From the mightiest oaks to the most delicate of birches; from scarlet fungi to yellow-specked bracken, the magical New Forest, Europe’s best National Park, is the place to enjoy some spectacular autumn colour.

Check out our favourite spots to see the stunning autumn colours…

Denny Wood

One of the Forest’s oldest beech woodlands, Denny Wood near Lyndhurst, boasts some of our most beautiful trees. Acid green in summer, the leaves will turn yellow and gold, before falling in their millions to make a giant, rustling carpet to kick up and run through – great for kids of all ages!

The Knightwood Oak Trail

Find out why Countryfile Magazine tipped this gentle walk as being one of the UK’s best for autumn colour. They described the dark, golden leaves and rich bracken hues as ‘stunning’ and who are we to disagree? Best of all, this trail will give you the chance to view the magnificent Knightwood Oak, whose girth measures a magnificent 24 feet. At more than 500 years old, she was around at the time of Henry VIII – no wonder we call her the Queen of the Forest.

Hightown Common

Located near Poulner in the Forest’s north, this area is perfect for experiencing colour on trees, as well as terra firma; from the brilliant yellow of the birches to the last clumps of purple heather and the delicate tracery of the dying brackens. The walk starts off by passing a clump of gorse bushes, which provide beautiful colour and that distinctive coconut scent!

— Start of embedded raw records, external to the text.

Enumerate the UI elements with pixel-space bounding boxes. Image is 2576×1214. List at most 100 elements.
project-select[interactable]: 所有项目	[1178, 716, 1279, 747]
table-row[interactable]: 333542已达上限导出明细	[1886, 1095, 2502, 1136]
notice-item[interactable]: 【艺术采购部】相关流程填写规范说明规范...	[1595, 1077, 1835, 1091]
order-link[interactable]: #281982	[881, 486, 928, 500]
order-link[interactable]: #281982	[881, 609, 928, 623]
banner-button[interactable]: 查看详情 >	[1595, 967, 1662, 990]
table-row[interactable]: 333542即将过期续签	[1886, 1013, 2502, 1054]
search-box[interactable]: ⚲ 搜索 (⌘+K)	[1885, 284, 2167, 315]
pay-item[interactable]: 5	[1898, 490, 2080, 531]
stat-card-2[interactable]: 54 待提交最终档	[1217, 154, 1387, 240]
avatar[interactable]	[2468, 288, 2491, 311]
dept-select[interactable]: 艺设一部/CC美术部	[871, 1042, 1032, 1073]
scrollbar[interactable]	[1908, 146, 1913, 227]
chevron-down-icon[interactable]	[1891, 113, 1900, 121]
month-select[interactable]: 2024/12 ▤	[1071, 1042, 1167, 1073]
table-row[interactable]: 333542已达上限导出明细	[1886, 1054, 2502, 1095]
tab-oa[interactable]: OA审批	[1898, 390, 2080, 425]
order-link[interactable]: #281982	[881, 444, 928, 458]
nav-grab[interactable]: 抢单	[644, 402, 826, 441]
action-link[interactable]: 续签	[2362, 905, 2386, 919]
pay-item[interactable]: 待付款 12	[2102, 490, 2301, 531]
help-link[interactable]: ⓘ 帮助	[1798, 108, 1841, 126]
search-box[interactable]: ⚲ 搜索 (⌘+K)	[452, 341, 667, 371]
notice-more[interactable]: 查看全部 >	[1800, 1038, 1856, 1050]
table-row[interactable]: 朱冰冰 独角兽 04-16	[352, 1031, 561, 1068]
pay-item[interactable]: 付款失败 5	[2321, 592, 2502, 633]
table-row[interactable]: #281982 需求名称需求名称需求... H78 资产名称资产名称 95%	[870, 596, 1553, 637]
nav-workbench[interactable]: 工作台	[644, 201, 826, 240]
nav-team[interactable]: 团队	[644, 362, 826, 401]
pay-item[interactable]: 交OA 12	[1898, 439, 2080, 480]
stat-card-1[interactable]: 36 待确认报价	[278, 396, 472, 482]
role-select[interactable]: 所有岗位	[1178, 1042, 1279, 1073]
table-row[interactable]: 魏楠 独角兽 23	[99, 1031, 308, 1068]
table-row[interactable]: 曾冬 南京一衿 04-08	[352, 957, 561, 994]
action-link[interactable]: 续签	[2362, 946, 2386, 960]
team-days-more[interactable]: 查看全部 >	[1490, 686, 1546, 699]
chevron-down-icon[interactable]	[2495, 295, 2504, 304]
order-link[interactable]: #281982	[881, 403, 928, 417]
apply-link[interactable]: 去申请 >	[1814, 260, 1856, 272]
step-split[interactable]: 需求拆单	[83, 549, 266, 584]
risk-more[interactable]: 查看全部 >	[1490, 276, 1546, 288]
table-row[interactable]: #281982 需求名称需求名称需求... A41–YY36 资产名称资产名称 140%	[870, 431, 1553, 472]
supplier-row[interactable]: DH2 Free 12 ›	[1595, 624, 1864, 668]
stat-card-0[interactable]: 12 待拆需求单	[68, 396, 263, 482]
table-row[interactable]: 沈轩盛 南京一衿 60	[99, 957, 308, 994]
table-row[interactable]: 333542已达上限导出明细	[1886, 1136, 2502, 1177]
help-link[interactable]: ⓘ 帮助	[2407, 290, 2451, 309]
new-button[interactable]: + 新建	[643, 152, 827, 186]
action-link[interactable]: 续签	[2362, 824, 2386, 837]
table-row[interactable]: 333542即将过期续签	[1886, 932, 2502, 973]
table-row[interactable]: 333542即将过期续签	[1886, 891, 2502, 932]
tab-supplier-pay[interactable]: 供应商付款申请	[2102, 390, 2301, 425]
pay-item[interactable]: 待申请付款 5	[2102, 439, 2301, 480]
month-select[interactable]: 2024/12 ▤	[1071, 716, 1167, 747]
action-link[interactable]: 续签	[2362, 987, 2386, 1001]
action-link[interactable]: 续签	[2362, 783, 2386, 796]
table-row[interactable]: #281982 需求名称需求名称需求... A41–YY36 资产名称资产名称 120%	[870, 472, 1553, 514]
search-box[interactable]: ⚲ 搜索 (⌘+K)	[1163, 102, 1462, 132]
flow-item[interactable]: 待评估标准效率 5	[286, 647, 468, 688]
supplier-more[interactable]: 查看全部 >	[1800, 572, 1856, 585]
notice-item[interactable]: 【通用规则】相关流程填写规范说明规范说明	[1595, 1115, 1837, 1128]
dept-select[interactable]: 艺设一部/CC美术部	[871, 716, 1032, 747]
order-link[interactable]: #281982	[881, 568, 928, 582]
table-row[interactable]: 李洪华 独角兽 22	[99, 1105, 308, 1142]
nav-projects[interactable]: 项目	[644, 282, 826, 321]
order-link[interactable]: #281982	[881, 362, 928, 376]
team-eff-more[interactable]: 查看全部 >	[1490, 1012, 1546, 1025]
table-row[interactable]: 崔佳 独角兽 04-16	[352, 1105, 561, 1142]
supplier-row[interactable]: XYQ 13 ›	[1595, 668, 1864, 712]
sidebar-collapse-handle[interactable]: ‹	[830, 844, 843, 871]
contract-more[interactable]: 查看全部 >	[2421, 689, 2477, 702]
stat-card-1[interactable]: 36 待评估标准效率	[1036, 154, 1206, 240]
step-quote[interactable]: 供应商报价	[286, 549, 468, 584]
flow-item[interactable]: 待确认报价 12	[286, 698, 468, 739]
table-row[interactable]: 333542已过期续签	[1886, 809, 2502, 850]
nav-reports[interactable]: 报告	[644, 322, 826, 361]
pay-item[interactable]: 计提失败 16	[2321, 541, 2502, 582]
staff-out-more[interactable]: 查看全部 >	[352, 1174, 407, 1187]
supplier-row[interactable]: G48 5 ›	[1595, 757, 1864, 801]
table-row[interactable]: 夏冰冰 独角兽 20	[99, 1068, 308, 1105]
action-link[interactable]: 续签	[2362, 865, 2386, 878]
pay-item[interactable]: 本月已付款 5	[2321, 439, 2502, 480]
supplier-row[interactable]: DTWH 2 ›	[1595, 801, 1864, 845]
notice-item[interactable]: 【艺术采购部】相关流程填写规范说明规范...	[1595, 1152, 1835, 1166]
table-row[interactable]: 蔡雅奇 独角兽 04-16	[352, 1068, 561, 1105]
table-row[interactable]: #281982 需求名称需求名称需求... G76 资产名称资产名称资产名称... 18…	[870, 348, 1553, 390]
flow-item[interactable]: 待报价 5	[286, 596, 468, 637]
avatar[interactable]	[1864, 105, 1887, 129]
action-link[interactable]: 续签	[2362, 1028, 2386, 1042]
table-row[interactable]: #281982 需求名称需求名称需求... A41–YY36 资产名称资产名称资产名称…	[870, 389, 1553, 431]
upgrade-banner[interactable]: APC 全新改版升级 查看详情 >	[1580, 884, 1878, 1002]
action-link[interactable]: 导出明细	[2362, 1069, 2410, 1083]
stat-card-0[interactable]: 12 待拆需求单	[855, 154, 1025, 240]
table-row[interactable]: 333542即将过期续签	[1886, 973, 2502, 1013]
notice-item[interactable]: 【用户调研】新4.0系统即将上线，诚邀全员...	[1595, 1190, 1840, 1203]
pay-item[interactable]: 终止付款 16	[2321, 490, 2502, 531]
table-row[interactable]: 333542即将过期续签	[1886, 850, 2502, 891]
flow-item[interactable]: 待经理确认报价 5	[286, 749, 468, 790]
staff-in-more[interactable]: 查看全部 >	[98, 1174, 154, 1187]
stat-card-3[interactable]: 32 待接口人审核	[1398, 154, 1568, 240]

Rhinefield Ornamental Drive

Considered by many as the ultimate autumn colourburst, this drive was planted in 1860, and offers colour and wonder all year round, as well as the Forest’s tallest tree! It’s a good one if you are bringing people with mobility issues, or you can take a slow crawl through on the drive itself, and marvel at the glory through your car windows. Time it right, and you can also proceed on to Blackwater to see the falling leaves twirl and float into the pond there.

Shave Wood

This area of woodland near Minstead comes magically alive during autumn as the bright yellow and orange leaves of the beech trees appear to be almost suspended in mid-air before falling, oh-so-gently, to the forest floor.

Exbury Gardens

You will have to pay to enter but, trust us, it’s worth it to experience a veritable explosion of colour; from flamingo-pink nerines to vermillion and crimson acers, all gloriously reflected in ornamental ponds and lakes of this world-famous, 200-acre estate, at Exbury Gardens. It’s not hard to see why this garden was a great favourite with Her Majesty, Queen Elizabeth, who planted three trees there, and enjoyed a ride on Exbury’s miniature train!

Puckpitts Inclosure

One of the Victorian Inclosures, Puckpitts, near Lyndhurst, contains a number of larches. A classic ‘Christmas tree’ triangle shape, they turn a deep ochre in autumn and will look stunning on your Insta feed.

The Ancient Woodlands

The New Forest is the proud custodian of some of the most important Ancient Woodland sites in the whole of Western Europe. These areas boast the oldest and most dramatically-shaped trees, each one an entire eco-system supporting a thousand different lives, from owls to bats to beautifully-coloured moths and lichens. Where to find them? Try Bratley Inclosure, which has a 4.3-mile trail running through, Ocknell Inclosure, or the walks around Stoney Cross.

PS While you’re in the New Forest, make sure you take time out to appreciate the autumn colour at lower levels. The flaring yellow gorse and last remnants of heather on our heathlands is as breath-taking as the bejewelled hedgerows, bursting with ruby red hawthorns and shiny scarlet honeysuckle berries. Freckled in brown and yellow, bracken looks beautiful over the heathland - make sure you pick a sunny day and you’ll see it all set off by a sapphire sky.